ACL repair means the ligament will be reattached to its insertion on the femur (thigh bone) or tibia (shin bone) with specific devices and allow it to heal. Reconstruction, on the other hand, will require using a graft. The surgeon will review the graft options with you and is based on several factors.

The decision to undergo surgery may depend on the patient’s baseline physical activity level, age, functional demands, overall health, occupation and other existing injuries. Athletes or highly physically active individuals may be more inclined to choose surgery to get them back to their usual physical activities as soon as possible. On the other hand, patients may decide not to undergo surgery if they don’t have a very active lifestyle or participate in sports that require a lot of pivoting or cutting maneuvers. These patients may be able to function normally even without surgery.

ACL Injury Treatment

In general, ACL injury treatment is guided by your level of activity and desire to return to sports or an active lifestyle. Other factors, such as presence of osteoarthritis or general health, will also play a role. Treatment goals include:

  • Restore knee stability and reduce pain
  • Improve knee range of motion
  • Prevent other knee problems from occurring

Your doctor will recommend appropriate treatment options after thoroughly examining your knee, the extent of its damage and other medical factors. Each treatment option has different benefits and risks, so ask your surgeon as much information as possible to help prepare you better.

Most patients wishing to return to sports or higher demand activities may opt for surgery. On the other hand, nonsurgical management of ACL injury may be enough for patients with less active lifestyle.

ACL Surgery Recovery

Patients can go home within the day of the surgery. Your doctor may recommend wearing a knee brace and using crutches after surgery, the duration will depend on any additional procedures done during the surgery. Typically, no longer than 6 weeks if a meniscus repair was performed, 8 weeks if cartilage surgery or as short as 2 weeks if just the ACL was reconstructed. Physical therapy may last up to 12 months. While it is important to stick to the physical therapy routine, tell your therapist if you feel pain or something feels wrong. Physical therapy is not a “no pain, no gain” approach. Pushing yourself too much through pain can do more damage and delay your recovery.

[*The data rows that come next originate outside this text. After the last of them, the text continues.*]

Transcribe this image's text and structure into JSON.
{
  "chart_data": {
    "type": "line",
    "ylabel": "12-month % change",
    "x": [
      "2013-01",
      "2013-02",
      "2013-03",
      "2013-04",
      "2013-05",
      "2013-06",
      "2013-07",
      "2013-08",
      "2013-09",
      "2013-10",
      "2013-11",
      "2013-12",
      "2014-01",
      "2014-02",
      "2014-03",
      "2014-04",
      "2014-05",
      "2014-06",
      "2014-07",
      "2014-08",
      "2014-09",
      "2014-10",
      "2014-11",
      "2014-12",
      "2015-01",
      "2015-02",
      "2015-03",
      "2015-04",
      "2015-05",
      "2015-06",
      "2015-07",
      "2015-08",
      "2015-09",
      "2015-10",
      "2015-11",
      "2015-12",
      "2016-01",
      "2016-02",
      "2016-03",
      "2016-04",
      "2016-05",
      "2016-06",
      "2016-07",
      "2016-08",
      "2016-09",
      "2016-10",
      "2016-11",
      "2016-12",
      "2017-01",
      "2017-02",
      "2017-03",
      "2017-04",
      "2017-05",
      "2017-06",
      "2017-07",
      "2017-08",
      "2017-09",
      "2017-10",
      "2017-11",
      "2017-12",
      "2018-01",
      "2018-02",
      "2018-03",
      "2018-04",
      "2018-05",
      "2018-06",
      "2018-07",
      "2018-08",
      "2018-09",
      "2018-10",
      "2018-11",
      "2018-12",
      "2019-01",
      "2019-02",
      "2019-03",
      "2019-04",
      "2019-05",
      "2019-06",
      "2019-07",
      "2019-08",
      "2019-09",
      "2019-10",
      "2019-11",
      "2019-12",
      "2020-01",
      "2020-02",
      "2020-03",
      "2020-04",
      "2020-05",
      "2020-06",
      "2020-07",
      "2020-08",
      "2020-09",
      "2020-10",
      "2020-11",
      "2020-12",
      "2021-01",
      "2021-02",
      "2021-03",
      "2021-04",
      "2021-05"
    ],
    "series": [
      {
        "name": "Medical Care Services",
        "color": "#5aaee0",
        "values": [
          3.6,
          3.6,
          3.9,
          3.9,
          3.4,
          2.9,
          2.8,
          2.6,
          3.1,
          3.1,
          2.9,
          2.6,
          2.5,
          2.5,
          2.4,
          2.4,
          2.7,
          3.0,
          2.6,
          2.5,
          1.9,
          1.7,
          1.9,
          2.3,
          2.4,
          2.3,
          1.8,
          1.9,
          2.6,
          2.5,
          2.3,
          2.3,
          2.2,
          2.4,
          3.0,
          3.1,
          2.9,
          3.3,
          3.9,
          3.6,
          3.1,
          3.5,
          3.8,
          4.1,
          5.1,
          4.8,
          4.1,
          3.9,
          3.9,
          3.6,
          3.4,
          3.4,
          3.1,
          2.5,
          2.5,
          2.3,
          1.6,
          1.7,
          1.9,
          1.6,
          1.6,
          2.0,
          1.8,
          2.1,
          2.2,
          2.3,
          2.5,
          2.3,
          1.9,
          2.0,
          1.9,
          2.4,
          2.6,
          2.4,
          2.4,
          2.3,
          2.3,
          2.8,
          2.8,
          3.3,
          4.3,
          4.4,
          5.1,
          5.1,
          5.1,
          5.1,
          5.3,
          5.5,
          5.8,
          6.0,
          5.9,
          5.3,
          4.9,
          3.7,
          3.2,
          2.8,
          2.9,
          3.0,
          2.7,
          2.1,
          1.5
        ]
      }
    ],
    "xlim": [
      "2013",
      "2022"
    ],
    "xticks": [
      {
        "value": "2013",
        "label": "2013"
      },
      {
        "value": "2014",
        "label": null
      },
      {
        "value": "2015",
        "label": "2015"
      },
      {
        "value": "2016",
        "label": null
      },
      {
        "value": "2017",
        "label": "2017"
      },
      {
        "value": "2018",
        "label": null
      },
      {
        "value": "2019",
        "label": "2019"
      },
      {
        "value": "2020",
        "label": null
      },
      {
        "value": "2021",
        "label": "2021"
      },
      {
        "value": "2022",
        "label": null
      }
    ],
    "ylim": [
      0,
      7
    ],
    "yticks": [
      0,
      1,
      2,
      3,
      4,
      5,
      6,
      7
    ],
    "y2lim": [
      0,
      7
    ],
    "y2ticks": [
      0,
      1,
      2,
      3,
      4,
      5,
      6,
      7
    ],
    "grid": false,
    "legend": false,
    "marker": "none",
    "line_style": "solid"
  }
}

How soon you can go back to your usual physical activity will depend on the kind of movements your activity requires. In general, rehabilitation from an ACL repair or reconstruction may take up to 12 months. This may be longer if you do not consistently perform the prescribed exercises that will build the strength necessary to safely return to sport or activity. This is also a progressive process, so you will be active throughout and not just doing exercises. For example, at 4- 6 months after surgery we want our patients working through increasingly demanding sport-specific motions and form. From there, we work to optimize your strength and safeguard your knee.

Safeguarding Your Knees from ACL Injury

Your knees support you in every step, so optimizing how you control your trunk during activities, proper form during workouts and sport and improving techniques all go a long way to prevent future injury or re-injury. Consult a doctor if you notice any symptoms such as pain that does not resolve, swelling or sensations of knee instability for appropriate diagnosis and treatment.